Birkaç gün sonra daldığı dalgınlık âleminden çalan zil ile uyandı. Sanki asırlardır yolda olan bir ulak en sonunda gelmişti, gittiği yerden. Kapıyı açtı ve karşısında bir posta memuru gördü. Beklediğini bulmuş olmasına rağmen yaşadığı sevinci belli edemeyecek kadar yorgundu. Sorar gözlerle memura baktı. Memur, son derece bıkkın ve isteksiz bir yüz ifadesi ile adama bir zarf getirdiğini ve imza atması gerektiğini söyledi. Adam, son derece anlamsız bakışlarla memura baktı. İki yorgun adam dakikalarca birbirlerini süzdüler. Nihayet memur görev başında olduğunu hatırlayarak zarfı adama verdi ve istediği imzayı -bir karalama biçiminde de olsa- almayı başardı.
Adam kapıyı kapatıp balkona geçti. Kendisinin bile farkında olmadığı bir sevinç vardı üzerinde. Heyecanlanmıştı. Zarfı açtı, okumaya başladı:
Sevmek bir intihar eylemi demişsin bana, illegal bir kalp nakli gibi.. Sevmek bir intihardı, peki sen, intiharı göze aldın mı? Beni kazanmak için kendini kaybetmeyi denedin mi? Denemeyi geçtim, hiç düşündün mü bedenini göklere defnetmeyi?
Evet, zordur bir kadını sevmek, hele de yürümeyi biliyorsa.

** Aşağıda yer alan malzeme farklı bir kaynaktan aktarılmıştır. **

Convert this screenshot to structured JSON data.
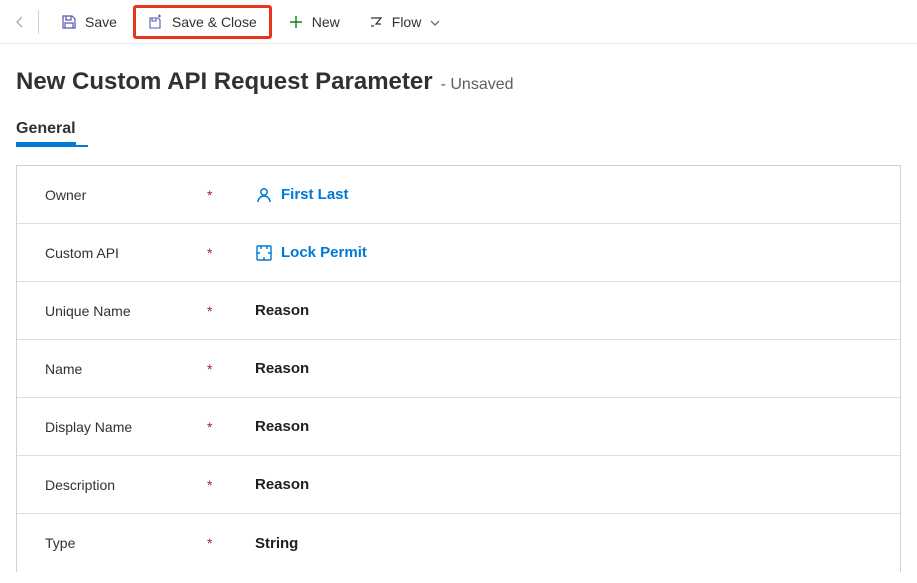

Ama sendin yüreğiyle ayaklarıma prangalar vuran, aslında vuramayan!
Aslında, bana çok şey borçlusun! Bana olan aşkın sayesinde şair oldun, olabildiysen eğer.. Ve biliyorsun; hep Fransız kaldın bana sen, hiç anlaşamadık! Fransızca yağmuru yadırgadın, kendini yağmura bırakmak yerine!
Son sözlerim olduğu için fazla uzatmıyorum. İkimiz farklı dillerde öleceğiz. Ölüm şiir gibidir, şiir gibi.. Ama senin şiir dediklerinin kimi alıntı kimi çalıntı; bak, gidiyorum! Şimdi senden kalmadı bir kalıntı..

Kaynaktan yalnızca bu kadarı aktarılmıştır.